EDUCATION POLICY - WHAT EVERY CITIZEN SHOULD KNOW
PURPOSE OF THIS PRIMER: Today, an objective look at America’s situation, and at global trends, strongly suggests that the strengths and weaknesses of American education are critical to our future. This civic primer is a condensed analysis of American education from early childhood through high school, its problems, and options for improvement. The primer’s purpose is to help develop public understanding in support of better education.
EXECUTIVE SUMMARY: See the Outline on the title page.
READING TIME: No more than necessary, in the light of the following quotation.
“One of the most important aspects of the way of life of any society, primitive or advanced, is their child-rearing practices”.
- Ralph Linton, President of the American Anthropological Association, head of the United States School of Military Government in World War II, Professor of Anthropology at Columbia University, Sterling Professor of Anthropology at Yale University, and author of “The Study of Man”.
EDUCATION POLICY - WHAT EVERY CITIZEN SHOULD KNOW
OUTLINE:
Overview
THE BASICS (Parts 1 through 5)
1. What are the three components of education and what are its five goals?
2. What are the main elements of quality in education?
3. What six kinds of curricular subjects should students learn?
4. Who educates (parents, teachers, peers, and media)?
5. Who controls education (administrators, politicians, others)?
THE PROBLEMS (Parts 6 through 9)
6. What are the greatest obstacles to quality in education?
7. What are the best ways to improve the quality of education?
8. What are the major issues in education policy?
9. How can parents and other citizens improve education?
Appendices:
A. Suggested Contents of History and Civics Curriculum
B. Curriculum Elements for the Life Skills (health management and money management.)
C. Suggestions for Further Reading and Web sites.
D. Selected Education Organizations.
E. About CQC and the Participants in Developing this Primer.
F. Public Schools in other Modern Industrialized Countries.
G. Suggestions about Parenting Education.
OVERVIEW View Primer
This primer is designed for parents and other citizens who are concerned about the quality of education in America. The future of our children depends in large part on their education. And the future of America, in a turbulent world, also depends in large part on the quality and financing of American education.
The ongoing and accelerating development of technology in most fields – medicine, warfare, computers, economic production, communications – offers all of us a higher material standard of living, but at the price of a world of daunting complexity.
To cope effectively with the many choices and problems of today and tomorrow, and for society to identify and manage successfully the benefits and risks in major areas of policy and subcultures, individuals will require a very high quality of education.
Lacking high quality education, society may be increasingly dominated by the few, and these few may have inadequate competence and values. Their leadership will thus be questionable, yet the rest of society will be poorly equipped to question them. History suggests that a contributing cause for the decline and collapse of some empires and nations may have been the weakness of their education systems, compounded by the incompetence of their leaders. More recent examples are the incompetence of both leaders and citizens in the great Western democracies in the 1920s and 1930s which led to the Great Depression and World War II.
American education today has many important strengths. These include many excellent, dedicated teachers, administrators, librarians, and support staff; a greater range of educational choices for most than in many other nations; a sufficiency of actual or potential resources for better education; and democratic traditions and procedures that give parents, other citizens, and the media a high degree of open access to the policies and operations of educational organizations.
But along with these strengths are weaknesses that demand attention. Both the strengths and the weaknesses depend on many factors. These factors vary from system to system, from school to school, and even from classroom to classroom.

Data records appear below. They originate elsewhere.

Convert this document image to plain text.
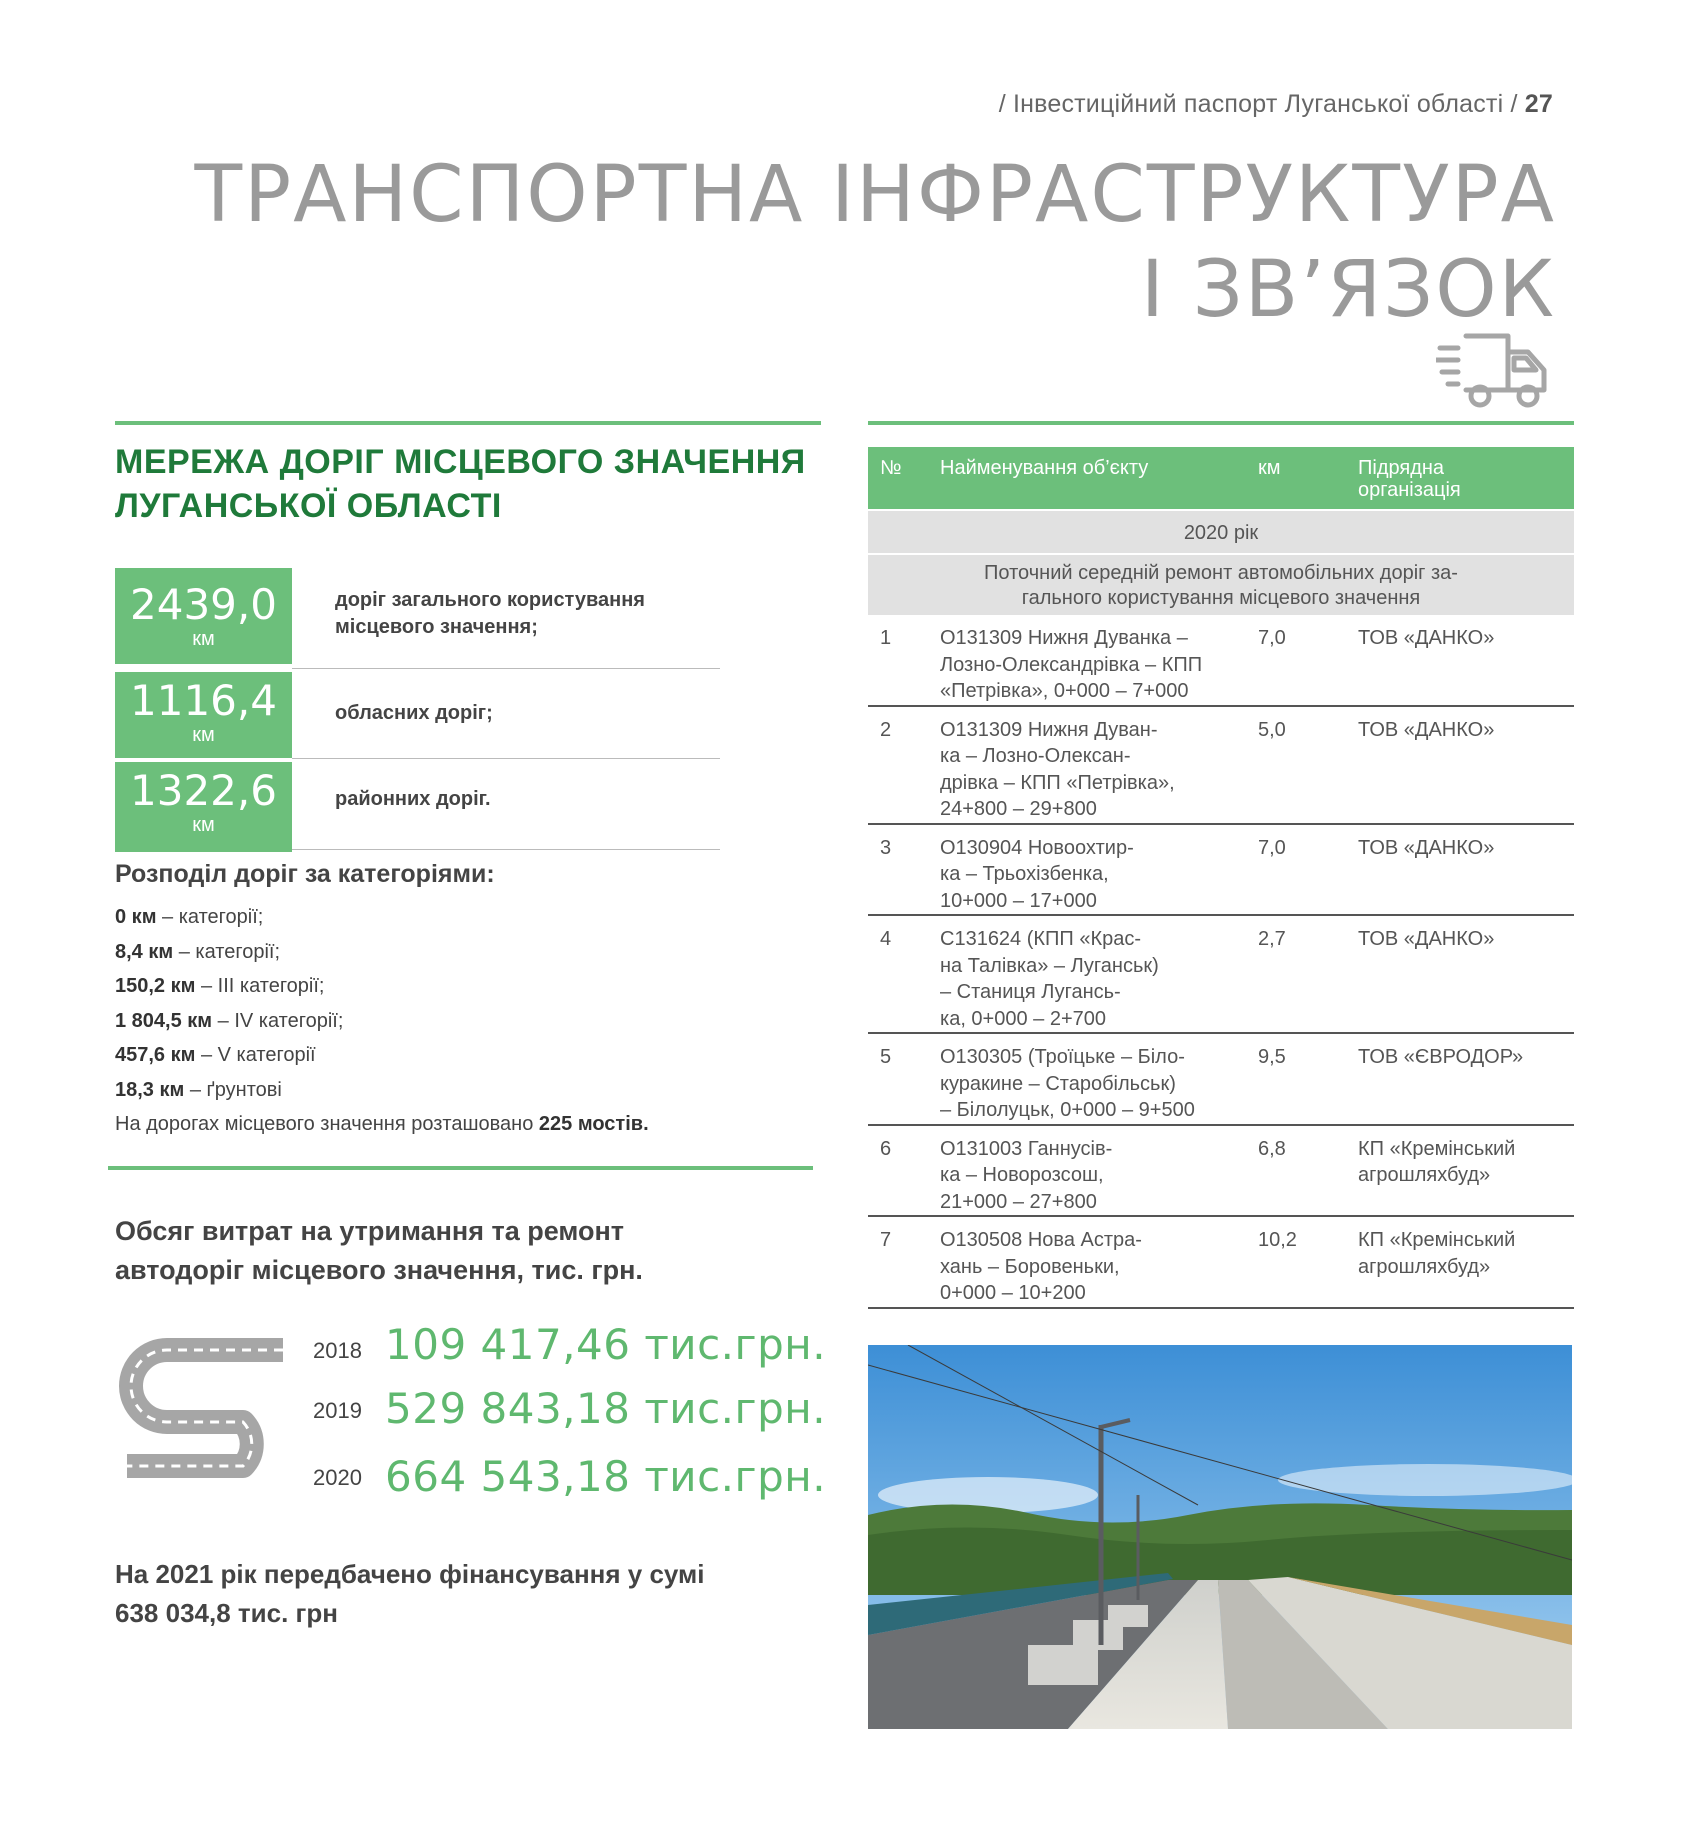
/ Інвестиційний паспорт Луганської області / 27
ТРАНСПОРТНА ІНФРАСТРУКТУРА
І ЗВ’ЯЗОК
МЕРЕЖА ДОРІГ МІСЦЕВОГО ЗНАЧЕННЯ
ЛУГАНСЬКОЇ ОБЛАСТІ
2439,0
км
доріг загального користування
місцевого значення;
1116,4
км
обласних доріг;
1322,6
км
районних доріг.
Розподіл доріг за категоріями:
0 км – категорії;
8,4 км – категорії;
150,2 км – ІІІ категорії;
1 804,5 км – IV категорії;
457,6 км – V категорії
18,3 км – ґрунтові
На дорогах місцевого значення розташовано 225 мостів.
Обсяг витрат на утримання та ремонт
автодоріг місцевого значення, тис. грн.
2018 109 417,46 тис.грн.
2019 529 843,18 тис.грн.
2020 664 543,18 тис.грн.
На 2021 рік передбачено фінансування у сумі
638 034,8 тис. грн
№	Найменування об’єкту	км	Підрядна
організація
2020 рік
Поточний середній ремонт автомобільних доріг за-
гального користування місцевого значення
1	О131309 Нижня Дуванка –
Лозно-Олександрівка – КПП
«Петрівка», 0+000 – 7+000
7,0	ТОВ «ДАНКО»
2	О131309 Нижня Дуван-
ка – Лозно-Олексан-
дрівка – КПП «Петрівка»,
24+800 – 29+800
5,0	ТОВ «ДАНКО»
3	О130904 Новоохтир-
ка – Трьохізбенка,
10+000 – 17+000
7,0	ТОВ «ДАНКО»
4	С131624 (КПП «Крас-
на Талівка» – Луганськ)
– Станиця Лугансь-
ка, 0+000 – 2+700
2,7	ТОВ «ДАНКО»
5	О130305 (Троїцьке – Біло-
куракине – Старобільськ)
– Білолуцьк, 0+000 – 9+500
9,5	ТОВ «ЄВРОДОР»
6	О131003 Ганнусів-
ка – Новорозсош,
21+000 – 27+800
6,8	КП «Кремінський
агрошляхбуд»
7	О130508 Нова Астра-
хань – Боровеньки,
0+000 – 10+200
10,2	КП «Кремінський
агрошляхбуд»
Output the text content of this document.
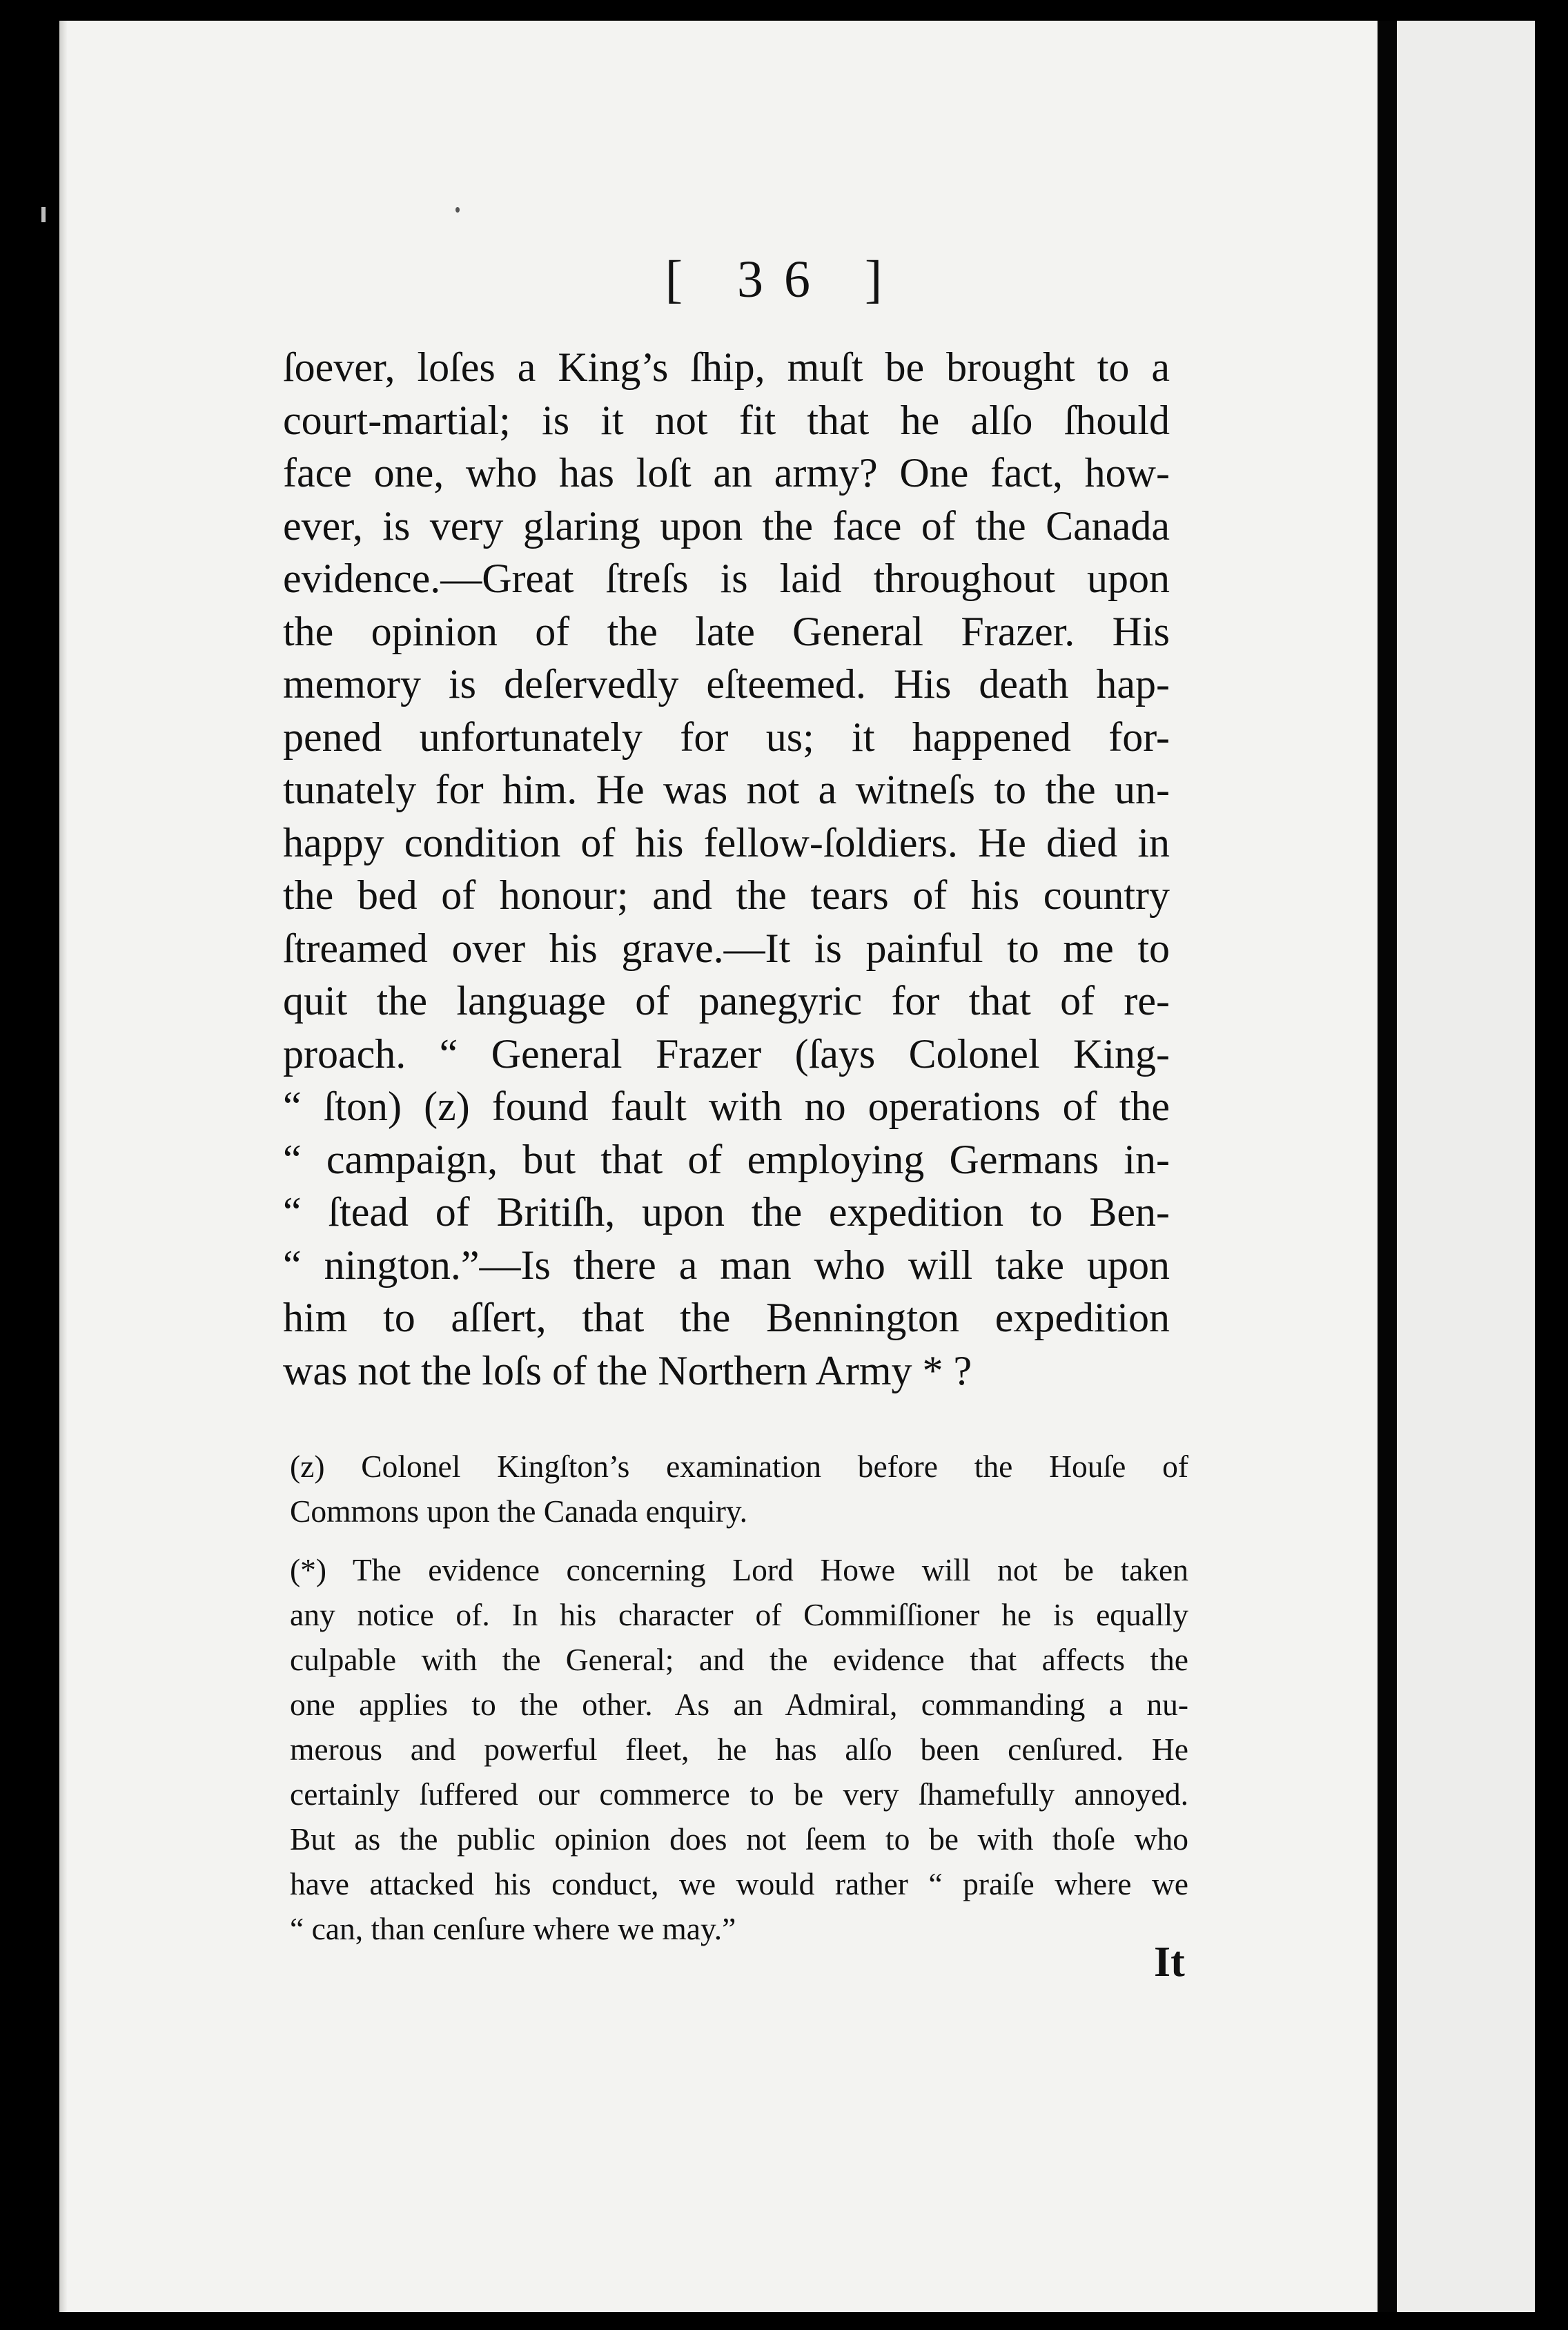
[ 36 ]
ſoever, loſes a King’s ſhip, muſt be brought to a
court-martial; is it not fit that he alſo ſhould
face one, who has loſt an army? One fact, how-
ever, is very glaring upon the face of the Canada
evidence.—Great ſtreſs is laid throughout upon
the opinion of the late General Frazer. His
memory is deſervedly eſteemed. His death hap-
pened unfortunately for us; it happened for-
tunately for him. He was not a witneſs to the un-
happy condition of his fellow-ſoldiers. He died in
the bed of honour; and the tears of his country
ſtreamed over his grave.—It is painful to me to
quit the language of panegyric for that of re-
proach. “ General Frazer (ſays Colonel King-
“ ſton) (z) found fault with no operations of the
“ campaign, but that of employing Germans in-
“ ſtead of Britiſh, upon the expedition to Ben-
“ nington.”—Is there a man who will take upon
him to aſſert, that the Bennington expedition
was not the loſs of the Northern Army * ?
(z) Colonel Kingſton’s examination before the Houſe of
Commons upon the Canada enquiry.
(*) The evidence concerning Lord Howe will not be taken
any notice of. In his character of Commiſſioner he is equally
culpable with the General; and the evidence that affects the
one applies to the other. As an Admiral, commanding a nu-
merous and powerful fleet, he has alſo been cenſured. He
certainly ſuffered our commerce to be very ſhamefully annoyed.
But as the public opinion does not ſeem to be with thoſe who
have attacked his conduct, we would rather “ praiſe where we
“ can, than cenſure where we may.”
It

Recently, public and private advocates have stressed the need to improve our weak science and math education, in order to remain economically competitive with foreign nations. We agree on this need, but we believe that three other weaknesses are equally, if not more, important: weaknesses in developing early childhood readiness for school, weakness in literacy, and weakness in preparing students for civic responsibility.
In a democracy, citizens and parents have the ultimate responsibility for public policies, including the scope and quality of education and the schools’ civic mission. At the same time education, as actually conducted in this country, is a very complex process, which needs the best efforts of professional educators and of researchers on education. As a practical matter, progress in education depends on cooperation among all the concerned groups.
This primer is intended to help in the exercise of civic responsibility for education. It is not a scholarly thesis, dissertation, or research report. Its practical value can perhaps be judged by its contents, and by the appendix which describes the nine persons who drafted it and the many and varied outside experts whose comments on the draft were taken into account before publication, a process which took over three years.